World briefs 1/12/04
Search for clues continues at bombed Indonesia cafe
JAKARTA, Indonesia -- Forensic crews picked through debris Sunday after the bombing of a karaoke bar on Indonesia's Sulawesi island that killed four people and wounded three. The blast -- the latest explosion to hit the world's most populous Muslim nation -- occurred Saturday night in the town of Palopo in South Sulawesi province, deputy local police chief Maj. Wisnu Widarto said. Parts of Sulawesi island were wracked by violence between Muslims and Christians in 1999 and 2000, but Widarto said "it was too soon" to link the blast to religious militants. No one claimed responsibility.
Pakistan arrests nine in assassination plot
ISLAMABAD, Pakistan -- Police arrested nine people believed linked to the planners of last month's assassination attempt against President Gen. Pervez Musharraf, a security official said Sunday. The suspects, including some students, were detained during a raid Saturday on an Islamic school in the eastern city of Lahore, the official said on condition of anonymity. He refused to give any more details. Meanwhile, Pakistan toughened its punishments for terror financiers, raising the maximum jail term from five to 10 years, and banning them from posting bail, Information Minister Sheikh Rashid Ahmed said.
Milosevic's party won't assign parliamentary seat
BELGRADE, Serbia-Montenegro -- Former President Slobodan Milosevic, who remains jailed by the U.N. war crimes tribunal, won't get a parliamentary seat despite winning enough votes for one in last month's elections, the deputy leader of his party said Sunday. The Socialist Party's main board decided not to assign Milosevic a seat because he would not be able to attend the first parliamentary session, which is required for the mandate to be verified, Socialist Party deputy leader Ivica Dacic told The Associated Press. Milosevic, who is on trial in The Hague, Netherlands, is still the party's top leader.

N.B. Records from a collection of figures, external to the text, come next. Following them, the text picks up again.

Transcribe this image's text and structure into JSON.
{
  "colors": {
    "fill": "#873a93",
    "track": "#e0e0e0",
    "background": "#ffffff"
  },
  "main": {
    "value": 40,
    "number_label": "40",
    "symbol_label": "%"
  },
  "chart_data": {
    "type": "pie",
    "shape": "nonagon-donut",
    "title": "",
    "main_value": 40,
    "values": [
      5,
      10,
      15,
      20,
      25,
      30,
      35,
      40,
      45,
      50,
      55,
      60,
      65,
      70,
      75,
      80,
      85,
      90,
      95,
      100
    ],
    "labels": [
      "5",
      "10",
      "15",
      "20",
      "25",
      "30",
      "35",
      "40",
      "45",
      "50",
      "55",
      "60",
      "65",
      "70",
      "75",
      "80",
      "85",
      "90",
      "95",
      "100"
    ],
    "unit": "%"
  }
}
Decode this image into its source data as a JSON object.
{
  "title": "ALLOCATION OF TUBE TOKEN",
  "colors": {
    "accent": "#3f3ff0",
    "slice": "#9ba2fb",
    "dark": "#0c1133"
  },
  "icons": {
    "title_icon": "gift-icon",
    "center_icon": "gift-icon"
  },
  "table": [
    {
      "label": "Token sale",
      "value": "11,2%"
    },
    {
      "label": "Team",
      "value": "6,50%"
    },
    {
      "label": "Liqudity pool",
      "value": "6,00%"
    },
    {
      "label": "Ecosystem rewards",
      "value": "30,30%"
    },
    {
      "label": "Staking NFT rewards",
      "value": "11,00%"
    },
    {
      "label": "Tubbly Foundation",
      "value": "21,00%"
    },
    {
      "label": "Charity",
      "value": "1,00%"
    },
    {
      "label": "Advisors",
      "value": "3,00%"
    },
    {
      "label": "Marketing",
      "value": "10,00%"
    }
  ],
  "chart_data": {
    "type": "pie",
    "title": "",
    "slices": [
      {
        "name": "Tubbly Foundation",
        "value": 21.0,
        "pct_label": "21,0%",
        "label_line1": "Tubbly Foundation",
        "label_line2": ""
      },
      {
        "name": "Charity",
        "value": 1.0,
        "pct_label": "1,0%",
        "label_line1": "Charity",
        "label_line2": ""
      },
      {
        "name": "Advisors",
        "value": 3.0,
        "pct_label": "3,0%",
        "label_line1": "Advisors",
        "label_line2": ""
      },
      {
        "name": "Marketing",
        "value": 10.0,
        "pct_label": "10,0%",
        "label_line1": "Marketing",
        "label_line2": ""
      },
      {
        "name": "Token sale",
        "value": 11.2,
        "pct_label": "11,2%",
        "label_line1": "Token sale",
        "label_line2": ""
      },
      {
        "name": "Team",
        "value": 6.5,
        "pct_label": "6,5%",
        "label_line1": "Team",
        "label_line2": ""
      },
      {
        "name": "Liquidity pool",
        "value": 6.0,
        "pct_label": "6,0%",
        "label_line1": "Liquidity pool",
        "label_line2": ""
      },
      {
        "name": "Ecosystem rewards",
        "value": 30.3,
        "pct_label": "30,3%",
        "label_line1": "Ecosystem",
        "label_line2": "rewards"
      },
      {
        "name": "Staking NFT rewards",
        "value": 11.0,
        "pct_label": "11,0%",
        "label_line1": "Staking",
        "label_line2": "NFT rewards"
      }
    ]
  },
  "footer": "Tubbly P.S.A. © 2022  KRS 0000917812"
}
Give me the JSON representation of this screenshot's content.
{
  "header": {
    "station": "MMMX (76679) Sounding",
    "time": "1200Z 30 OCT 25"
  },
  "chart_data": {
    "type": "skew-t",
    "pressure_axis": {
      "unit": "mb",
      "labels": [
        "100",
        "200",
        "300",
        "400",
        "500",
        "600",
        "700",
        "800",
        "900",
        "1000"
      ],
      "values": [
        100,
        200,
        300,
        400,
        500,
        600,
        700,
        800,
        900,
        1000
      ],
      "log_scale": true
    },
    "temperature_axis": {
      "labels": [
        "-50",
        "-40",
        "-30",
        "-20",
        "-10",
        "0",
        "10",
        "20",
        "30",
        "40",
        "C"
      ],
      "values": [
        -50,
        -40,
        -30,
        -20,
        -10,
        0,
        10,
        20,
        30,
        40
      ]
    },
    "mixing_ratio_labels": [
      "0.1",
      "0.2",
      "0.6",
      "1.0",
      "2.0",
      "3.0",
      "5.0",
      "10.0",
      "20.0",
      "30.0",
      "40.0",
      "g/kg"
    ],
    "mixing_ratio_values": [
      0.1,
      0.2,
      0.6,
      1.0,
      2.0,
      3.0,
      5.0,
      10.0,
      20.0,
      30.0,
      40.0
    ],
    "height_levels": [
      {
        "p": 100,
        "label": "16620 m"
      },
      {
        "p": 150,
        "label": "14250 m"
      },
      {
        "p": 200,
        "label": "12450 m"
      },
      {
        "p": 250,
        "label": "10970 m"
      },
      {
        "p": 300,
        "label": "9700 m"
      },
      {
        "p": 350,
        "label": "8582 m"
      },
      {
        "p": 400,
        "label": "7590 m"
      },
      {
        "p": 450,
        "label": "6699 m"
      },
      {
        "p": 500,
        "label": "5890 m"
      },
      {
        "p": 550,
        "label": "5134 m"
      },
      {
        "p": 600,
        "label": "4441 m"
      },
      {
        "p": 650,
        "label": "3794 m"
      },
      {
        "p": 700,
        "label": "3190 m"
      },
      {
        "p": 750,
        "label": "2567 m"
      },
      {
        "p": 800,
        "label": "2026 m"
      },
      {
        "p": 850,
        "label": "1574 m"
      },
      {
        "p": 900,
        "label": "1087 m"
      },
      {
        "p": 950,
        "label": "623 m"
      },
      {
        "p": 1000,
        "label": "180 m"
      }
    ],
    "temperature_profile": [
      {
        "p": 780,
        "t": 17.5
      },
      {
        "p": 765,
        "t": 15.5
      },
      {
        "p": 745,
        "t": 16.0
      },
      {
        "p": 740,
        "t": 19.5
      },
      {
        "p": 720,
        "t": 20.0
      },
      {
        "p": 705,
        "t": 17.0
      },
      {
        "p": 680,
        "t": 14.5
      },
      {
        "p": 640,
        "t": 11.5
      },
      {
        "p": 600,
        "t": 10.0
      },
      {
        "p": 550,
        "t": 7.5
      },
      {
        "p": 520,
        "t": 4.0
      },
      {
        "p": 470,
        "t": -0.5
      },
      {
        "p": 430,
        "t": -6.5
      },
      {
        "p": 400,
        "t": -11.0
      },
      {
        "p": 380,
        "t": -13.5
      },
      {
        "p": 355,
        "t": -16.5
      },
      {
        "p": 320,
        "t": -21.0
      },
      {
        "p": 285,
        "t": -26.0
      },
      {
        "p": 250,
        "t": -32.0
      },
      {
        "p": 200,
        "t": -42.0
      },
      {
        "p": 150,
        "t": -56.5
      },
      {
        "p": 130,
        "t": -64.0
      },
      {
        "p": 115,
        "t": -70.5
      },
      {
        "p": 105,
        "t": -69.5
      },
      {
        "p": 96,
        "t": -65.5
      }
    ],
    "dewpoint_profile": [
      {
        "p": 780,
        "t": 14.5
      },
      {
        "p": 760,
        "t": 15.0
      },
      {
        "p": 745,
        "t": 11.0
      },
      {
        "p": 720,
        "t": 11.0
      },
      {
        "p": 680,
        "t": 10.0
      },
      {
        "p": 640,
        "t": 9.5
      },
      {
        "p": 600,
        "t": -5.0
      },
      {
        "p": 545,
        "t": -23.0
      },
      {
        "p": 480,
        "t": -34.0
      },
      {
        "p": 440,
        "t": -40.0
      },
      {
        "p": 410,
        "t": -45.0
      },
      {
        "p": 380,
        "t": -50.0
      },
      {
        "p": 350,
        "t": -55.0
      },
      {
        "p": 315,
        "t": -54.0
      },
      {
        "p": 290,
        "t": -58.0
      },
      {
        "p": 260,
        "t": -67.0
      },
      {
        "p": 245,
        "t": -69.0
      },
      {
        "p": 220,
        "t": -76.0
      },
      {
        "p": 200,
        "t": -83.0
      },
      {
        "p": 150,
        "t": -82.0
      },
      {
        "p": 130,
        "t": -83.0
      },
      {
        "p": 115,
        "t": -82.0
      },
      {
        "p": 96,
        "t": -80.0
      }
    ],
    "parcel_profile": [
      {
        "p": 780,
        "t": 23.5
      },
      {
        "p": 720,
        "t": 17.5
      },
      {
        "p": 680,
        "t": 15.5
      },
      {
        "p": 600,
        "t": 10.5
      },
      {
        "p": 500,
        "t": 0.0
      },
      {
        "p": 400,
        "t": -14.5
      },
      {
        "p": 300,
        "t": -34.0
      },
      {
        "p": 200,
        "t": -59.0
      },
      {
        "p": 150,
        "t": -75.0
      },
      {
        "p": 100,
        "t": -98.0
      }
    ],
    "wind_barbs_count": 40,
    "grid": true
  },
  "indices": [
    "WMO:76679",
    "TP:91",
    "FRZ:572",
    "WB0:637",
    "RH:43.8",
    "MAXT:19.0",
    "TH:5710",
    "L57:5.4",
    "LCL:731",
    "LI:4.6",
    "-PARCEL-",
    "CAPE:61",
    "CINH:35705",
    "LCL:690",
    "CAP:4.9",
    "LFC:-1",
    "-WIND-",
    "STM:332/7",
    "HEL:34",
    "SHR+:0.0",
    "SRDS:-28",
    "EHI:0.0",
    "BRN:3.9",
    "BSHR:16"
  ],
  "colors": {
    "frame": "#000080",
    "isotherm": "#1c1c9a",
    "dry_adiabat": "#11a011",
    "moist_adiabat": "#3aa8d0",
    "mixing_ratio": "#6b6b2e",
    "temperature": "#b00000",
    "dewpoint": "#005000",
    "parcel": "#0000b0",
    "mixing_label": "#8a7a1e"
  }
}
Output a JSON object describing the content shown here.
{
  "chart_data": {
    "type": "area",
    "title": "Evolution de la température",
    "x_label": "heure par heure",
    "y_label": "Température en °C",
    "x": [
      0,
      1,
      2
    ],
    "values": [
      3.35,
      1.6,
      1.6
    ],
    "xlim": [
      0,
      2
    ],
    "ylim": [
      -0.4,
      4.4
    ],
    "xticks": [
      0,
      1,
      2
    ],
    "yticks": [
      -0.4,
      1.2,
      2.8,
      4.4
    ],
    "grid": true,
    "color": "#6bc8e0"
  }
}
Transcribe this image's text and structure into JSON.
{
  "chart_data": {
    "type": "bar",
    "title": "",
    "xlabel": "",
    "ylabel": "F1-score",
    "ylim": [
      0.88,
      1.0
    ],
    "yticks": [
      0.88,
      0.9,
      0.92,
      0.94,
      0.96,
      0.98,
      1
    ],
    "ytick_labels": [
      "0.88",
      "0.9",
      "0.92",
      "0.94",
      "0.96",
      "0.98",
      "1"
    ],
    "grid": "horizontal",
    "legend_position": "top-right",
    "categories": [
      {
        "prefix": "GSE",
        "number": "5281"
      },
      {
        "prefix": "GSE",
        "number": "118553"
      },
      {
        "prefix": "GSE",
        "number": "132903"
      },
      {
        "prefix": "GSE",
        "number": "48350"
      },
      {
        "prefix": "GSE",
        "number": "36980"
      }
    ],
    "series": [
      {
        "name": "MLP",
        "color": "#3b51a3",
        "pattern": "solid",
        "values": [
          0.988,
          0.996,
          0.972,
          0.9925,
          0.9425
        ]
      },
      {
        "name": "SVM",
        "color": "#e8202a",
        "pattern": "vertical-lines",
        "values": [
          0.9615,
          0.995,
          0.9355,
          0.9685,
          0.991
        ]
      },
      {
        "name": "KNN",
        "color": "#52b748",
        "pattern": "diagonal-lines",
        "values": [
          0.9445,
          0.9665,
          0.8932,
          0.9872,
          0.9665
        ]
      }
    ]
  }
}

Freeze on nuke program N. Korea's olive branch
SEOUL, South Korea -- A day after showing American delegates its "nuclear deterrent," North Korea marked the anniversary Sunday of its expulsion of U.N. weapons inspectors by resolving to bolster its self-defense against a possible U.S. nuclear attack. Yet as the isolated communist North kept up its typically harsh anti-American rhetoric, North Korea's official KCNA news agency also urged Washington to accept Pyong-yang's offer of a freeze on its program as a first step toward resolving the crisis over its atomic weapons programs.
Colombia seeks top drug lord from Panama
PANAMA CITY, Panama -- Panamanian police have captured a top Colombian drug kingpin believed responsible for "huge volumes" of narcotics entering the United States, and Colombian officials said Sunday they will seek his extradition. Panamanian officials early Saturday reported the capture of Arcangel de Jesus Henao Montoya in a remote part of southern Panama. Colombia's attorney general said he will seek the extradition of Henao Montoya, believed to be a top leader of one of Colombia's most powerful cartels, the Norte de Valle. The ring operates out of the southwestern Colombian city of Cali.